Marjorie G. Zauderer medical oncologist

Tazemetostat has already been approved by the FDA for certain types of lymphoma and sarcoma. It can be taken as a pill, and people in the trial reported very minimal side effects. Results of the study were published May 16, 2022, in the journal Lancet Oncology.

“Mesothelioma usually moves rapidly, with an average survival of around 12 to 14 months,” says Dr. Zauderer. “A big proportion of people in the trial had stable disease or even shrinkage of their cancer for more than six months — and this is after they have already exhausted the standard treatments.”

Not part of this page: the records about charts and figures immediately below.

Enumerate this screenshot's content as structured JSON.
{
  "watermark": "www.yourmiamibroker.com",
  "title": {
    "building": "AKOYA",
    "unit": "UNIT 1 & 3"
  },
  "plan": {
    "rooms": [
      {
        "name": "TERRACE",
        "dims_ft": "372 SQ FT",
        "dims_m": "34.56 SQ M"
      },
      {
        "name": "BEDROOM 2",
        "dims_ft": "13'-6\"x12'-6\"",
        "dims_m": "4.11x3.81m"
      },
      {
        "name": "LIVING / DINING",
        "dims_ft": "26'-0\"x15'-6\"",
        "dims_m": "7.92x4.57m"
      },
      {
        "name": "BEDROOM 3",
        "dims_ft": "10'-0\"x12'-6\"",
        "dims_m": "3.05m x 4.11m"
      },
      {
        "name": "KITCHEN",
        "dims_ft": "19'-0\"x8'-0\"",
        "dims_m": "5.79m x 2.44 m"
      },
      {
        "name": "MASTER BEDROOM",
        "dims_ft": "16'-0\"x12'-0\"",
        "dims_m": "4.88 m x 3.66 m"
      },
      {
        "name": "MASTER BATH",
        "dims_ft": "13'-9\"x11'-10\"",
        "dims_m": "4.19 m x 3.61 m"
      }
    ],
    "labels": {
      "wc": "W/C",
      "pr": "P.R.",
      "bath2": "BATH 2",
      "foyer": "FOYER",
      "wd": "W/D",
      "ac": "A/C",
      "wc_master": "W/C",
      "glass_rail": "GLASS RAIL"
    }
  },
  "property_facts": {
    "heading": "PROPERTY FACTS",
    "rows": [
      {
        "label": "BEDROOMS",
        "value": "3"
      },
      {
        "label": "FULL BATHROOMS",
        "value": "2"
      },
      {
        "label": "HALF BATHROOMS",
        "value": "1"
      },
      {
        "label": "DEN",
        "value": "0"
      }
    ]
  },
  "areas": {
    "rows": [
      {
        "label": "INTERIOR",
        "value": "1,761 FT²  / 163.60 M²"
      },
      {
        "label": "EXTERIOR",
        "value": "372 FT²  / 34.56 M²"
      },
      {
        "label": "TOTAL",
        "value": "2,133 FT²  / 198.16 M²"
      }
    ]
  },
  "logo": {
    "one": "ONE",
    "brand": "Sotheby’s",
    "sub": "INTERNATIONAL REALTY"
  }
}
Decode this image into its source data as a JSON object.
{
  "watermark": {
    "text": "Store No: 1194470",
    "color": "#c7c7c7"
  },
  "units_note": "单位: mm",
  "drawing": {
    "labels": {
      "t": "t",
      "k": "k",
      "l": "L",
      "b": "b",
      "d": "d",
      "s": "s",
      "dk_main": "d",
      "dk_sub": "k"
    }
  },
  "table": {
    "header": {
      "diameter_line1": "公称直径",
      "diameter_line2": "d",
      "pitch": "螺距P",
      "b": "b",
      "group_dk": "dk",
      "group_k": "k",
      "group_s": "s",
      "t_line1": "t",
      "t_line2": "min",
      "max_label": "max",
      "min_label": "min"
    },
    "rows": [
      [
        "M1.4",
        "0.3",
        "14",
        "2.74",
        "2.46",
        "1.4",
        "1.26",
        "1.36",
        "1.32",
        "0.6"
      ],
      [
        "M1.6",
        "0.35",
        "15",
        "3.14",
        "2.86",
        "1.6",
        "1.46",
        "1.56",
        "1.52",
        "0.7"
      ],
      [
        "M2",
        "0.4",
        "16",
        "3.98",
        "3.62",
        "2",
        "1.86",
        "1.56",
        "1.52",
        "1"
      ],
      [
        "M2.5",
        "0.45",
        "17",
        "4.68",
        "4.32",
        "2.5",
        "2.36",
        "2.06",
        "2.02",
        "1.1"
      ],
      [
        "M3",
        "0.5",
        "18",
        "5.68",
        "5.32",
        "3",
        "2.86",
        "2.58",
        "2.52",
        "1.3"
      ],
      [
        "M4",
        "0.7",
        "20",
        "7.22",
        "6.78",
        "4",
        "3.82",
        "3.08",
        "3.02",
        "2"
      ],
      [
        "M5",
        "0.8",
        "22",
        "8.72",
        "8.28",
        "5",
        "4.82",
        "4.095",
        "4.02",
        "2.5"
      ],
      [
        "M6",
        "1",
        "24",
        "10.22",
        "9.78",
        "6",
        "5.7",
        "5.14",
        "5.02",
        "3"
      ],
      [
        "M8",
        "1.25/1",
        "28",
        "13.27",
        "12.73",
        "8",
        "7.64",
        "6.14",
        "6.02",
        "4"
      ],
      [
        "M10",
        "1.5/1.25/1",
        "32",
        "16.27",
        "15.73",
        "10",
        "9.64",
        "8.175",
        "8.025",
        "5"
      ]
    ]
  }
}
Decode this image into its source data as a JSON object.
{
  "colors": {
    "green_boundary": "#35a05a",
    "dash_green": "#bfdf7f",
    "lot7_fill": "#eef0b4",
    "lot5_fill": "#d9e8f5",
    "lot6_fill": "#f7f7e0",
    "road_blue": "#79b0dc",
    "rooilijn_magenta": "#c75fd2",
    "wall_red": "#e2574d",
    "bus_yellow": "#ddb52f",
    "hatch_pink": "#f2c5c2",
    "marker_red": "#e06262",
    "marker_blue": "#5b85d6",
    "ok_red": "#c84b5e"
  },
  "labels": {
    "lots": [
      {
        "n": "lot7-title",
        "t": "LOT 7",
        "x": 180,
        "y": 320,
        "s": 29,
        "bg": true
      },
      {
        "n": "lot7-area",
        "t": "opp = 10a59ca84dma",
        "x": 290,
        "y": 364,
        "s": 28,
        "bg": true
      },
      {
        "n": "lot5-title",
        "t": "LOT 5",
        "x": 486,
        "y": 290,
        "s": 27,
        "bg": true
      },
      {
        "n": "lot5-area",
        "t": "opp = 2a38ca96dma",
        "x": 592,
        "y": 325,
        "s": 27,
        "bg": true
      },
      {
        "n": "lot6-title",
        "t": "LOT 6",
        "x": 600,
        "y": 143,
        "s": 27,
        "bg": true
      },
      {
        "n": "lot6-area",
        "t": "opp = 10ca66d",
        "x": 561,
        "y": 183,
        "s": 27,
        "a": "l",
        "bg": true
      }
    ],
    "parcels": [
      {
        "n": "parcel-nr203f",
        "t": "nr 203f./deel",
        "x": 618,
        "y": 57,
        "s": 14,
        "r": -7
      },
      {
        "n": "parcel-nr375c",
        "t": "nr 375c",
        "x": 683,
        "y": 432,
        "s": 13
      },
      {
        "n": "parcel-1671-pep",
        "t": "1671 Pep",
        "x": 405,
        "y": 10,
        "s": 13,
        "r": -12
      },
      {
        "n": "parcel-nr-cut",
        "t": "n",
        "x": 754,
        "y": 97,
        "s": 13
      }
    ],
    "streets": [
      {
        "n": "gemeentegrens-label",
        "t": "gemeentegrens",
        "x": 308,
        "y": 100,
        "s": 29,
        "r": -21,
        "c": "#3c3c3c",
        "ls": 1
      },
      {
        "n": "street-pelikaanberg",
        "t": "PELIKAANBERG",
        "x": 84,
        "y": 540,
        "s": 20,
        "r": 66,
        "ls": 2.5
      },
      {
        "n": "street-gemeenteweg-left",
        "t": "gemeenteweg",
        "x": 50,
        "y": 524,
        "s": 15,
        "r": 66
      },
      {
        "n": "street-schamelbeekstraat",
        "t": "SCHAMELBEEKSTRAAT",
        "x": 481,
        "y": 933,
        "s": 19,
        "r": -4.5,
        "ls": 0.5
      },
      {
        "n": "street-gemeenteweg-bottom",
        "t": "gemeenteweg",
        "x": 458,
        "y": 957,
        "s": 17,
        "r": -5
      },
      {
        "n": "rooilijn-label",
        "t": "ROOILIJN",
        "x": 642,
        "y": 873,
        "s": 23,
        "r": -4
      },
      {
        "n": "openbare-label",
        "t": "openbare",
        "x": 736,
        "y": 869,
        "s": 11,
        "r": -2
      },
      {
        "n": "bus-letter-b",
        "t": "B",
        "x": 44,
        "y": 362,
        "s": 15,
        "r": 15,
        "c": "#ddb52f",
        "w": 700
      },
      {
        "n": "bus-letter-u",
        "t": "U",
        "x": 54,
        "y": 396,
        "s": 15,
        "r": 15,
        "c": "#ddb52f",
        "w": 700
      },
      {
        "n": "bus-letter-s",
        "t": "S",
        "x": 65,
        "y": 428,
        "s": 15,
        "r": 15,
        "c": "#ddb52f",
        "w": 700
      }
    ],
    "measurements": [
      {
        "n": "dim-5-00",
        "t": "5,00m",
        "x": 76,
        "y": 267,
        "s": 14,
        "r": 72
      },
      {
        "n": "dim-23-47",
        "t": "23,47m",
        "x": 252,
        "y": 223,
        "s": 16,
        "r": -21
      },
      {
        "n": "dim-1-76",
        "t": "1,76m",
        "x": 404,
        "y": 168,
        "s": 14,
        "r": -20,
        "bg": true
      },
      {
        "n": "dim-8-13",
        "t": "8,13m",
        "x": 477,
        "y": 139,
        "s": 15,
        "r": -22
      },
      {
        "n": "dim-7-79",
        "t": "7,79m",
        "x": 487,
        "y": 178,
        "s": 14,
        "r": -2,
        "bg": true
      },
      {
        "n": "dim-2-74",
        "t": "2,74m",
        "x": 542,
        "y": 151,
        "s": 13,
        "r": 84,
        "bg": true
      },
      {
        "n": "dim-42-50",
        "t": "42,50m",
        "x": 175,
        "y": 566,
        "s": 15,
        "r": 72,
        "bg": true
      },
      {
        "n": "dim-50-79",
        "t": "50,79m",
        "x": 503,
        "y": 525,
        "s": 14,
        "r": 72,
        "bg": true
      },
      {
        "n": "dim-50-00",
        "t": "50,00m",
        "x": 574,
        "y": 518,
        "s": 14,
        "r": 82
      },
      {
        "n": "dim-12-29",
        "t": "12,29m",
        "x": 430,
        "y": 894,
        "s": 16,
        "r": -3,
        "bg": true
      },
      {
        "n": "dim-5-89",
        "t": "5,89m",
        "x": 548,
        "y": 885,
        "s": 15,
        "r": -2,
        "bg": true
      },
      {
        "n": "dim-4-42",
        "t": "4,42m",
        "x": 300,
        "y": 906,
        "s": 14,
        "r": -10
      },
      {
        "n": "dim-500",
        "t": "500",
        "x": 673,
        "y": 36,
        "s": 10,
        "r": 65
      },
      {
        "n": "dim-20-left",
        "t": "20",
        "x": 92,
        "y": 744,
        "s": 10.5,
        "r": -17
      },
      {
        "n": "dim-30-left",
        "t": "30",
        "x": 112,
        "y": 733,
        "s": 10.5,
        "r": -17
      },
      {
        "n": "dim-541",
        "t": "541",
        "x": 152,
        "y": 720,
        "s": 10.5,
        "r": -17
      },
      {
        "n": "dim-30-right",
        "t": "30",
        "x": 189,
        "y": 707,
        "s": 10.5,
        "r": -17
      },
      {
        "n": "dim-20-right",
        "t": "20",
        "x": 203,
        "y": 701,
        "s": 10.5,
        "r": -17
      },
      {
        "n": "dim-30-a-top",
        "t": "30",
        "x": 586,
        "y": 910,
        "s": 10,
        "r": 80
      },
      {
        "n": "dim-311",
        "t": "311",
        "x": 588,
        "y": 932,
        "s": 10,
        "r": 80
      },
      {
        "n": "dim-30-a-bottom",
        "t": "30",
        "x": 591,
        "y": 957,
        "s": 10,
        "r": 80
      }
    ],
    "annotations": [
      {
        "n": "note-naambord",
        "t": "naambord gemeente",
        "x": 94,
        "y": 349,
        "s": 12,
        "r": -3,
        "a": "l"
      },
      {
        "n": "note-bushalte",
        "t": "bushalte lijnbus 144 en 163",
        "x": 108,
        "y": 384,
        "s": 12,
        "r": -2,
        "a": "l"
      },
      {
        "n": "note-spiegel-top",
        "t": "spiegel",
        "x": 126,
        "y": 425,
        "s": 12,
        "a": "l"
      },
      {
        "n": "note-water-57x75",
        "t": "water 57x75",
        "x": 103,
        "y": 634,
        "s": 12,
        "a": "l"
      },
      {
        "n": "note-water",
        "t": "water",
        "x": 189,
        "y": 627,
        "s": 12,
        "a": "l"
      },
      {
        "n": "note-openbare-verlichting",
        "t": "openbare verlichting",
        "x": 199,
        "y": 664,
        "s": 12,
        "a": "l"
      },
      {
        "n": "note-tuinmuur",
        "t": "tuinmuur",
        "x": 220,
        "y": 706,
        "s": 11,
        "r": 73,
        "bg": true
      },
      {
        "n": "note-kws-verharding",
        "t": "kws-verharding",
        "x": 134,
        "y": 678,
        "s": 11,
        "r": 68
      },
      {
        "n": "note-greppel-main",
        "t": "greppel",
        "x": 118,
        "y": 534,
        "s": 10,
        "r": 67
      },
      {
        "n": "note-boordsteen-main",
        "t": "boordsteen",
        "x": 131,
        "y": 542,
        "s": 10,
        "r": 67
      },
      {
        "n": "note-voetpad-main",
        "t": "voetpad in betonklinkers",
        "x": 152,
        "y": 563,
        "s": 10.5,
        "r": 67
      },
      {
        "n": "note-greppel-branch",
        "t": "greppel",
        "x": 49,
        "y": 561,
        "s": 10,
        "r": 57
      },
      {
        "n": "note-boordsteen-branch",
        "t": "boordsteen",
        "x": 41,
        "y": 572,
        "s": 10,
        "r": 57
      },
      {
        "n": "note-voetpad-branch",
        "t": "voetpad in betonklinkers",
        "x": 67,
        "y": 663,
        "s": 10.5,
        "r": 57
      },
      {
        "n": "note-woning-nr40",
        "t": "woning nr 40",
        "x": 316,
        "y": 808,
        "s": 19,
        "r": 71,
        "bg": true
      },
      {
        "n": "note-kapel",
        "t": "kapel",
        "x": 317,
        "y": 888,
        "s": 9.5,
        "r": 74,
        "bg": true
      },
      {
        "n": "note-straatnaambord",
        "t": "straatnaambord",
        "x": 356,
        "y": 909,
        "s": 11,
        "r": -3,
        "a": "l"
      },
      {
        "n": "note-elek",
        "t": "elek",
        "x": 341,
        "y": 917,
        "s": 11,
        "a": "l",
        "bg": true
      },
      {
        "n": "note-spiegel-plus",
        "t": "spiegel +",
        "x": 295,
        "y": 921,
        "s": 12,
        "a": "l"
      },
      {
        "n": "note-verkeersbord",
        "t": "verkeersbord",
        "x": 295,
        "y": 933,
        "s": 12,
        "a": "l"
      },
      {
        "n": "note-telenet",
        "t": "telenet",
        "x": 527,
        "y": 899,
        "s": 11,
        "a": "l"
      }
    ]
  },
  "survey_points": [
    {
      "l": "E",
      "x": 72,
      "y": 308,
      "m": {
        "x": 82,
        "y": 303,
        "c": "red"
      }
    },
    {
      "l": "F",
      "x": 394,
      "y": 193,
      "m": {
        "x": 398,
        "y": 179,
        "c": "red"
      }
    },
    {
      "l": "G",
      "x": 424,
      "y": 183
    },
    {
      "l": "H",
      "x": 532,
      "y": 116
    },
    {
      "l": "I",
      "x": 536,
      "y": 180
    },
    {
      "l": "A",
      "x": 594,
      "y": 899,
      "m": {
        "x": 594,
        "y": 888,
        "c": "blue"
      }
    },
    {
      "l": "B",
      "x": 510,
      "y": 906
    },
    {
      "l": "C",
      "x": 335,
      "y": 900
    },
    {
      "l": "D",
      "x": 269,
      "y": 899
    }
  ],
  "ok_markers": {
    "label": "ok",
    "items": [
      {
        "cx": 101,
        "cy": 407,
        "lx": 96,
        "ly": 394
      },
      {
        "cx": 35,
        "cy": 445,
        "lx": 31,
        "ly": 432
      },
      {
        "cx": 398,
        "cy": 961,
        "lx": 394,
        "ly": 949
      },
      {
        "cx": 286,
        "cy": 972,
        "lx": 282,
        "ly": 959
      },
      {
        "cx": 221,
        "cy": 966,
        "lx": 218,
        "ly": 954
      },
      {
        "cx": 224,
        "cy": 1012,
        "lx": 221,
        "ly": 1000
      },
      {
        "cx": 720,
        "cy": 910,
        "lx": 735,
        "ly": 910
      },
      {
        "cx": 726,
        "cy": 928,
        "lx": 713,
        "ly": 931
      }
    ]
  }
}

Tumor Testing Yields a Target

The clinical trial grew out of earlier research at MSK by physician-scientists Marc Ladanyi and Ross Levine. In 2011, Dr. Ladanyi, an experimental pathologist, found that 50% to 60% of pleural mesothelioma tumors carry a BAP1 mutation. Four years later, Dr. Levine’s team found that when BAP1 is inactivated in mice, the levels of a protein called EZH2 go up and cause mesothelioma cells to grow out of control. Dr. Levine’s lab also showed that blocking EZH2 could inhibit the growth of these tumors.

“After making their findings, Dr. Levine and Dr. Ladanyi were able to connect with thoracic surgeon [and mesothelioma specialist] Prasad Adusumilli and me, and we worked to quickly translate these findings into a clinical trial,” Dr. Zauderer says.

She explains that tazemetostat will likely be used in combination with other drugs. Studies are in progress testing the medication in combination with immunotherapy drugs called checkpoint inhibitors.

But for some people in the trial, tazemetostat provided a benefit by itself — especially for such a lethal disease. “For a fair amount of people, the effect lasted quite some time,” Dr. Zauderer says.

Dr. Zauderer says MSK’s comprehensive approach to profiling tumors makes it possible to unearth new targets and begin testing drugs in a short time.

“After we found out how common BAP1 was in mesothelioma, I took action to make sure every mesothelioma case at MSK was tested for the mutation,” she says. “That way, when a drug like tazemetostat becomes available for testing, we have already identified who may benefit. All this testing — genetic, molecular, and other types of profiling — yields information that can prove useful if a new treatment pops up.”

 

Key Takeaways
  • Pleural mesothelioma is a rare, aggressive cancer that develops in the tissue lining the lungs.
  • More than half of pleural mesotheliomas have a mutation in a gene called BAP1.
  • A targeted drug called tazemetostat (Tazverik®) controlled mesotheliomas containing a BAP1 mutation.
  • Researchers may give tazemetostat in combination with other treatments.

This study was supported by Epizyme, Inc. Medical writing support was provided by Michelle McDermott, PharmD; Mónica Fernández-Sierra, PhD; and Danyang Zhou, PharmD, of Cello Health Communications; and funded by Epizyme.

Dr. Zauderer has received support for the present manuscript from Epizyme; she has received grants or contracts to MSK from NIH, DOD, Precog, Epizyme, GSK, Polaris, Sellas Life Sciences, BMS, Millenium, Curis, and Atara; she has received consulting fees from Ikena, Takeda, GSK, Aldeyra Therapeutics, and Novocure; she has received honoraria from PER, Medscape, Research to Practice, Medical Learning Institute, and OncLive; and she has served as Chair, Board of Directors (uncompensated) with the Mesothelioma Applied Research Foundation.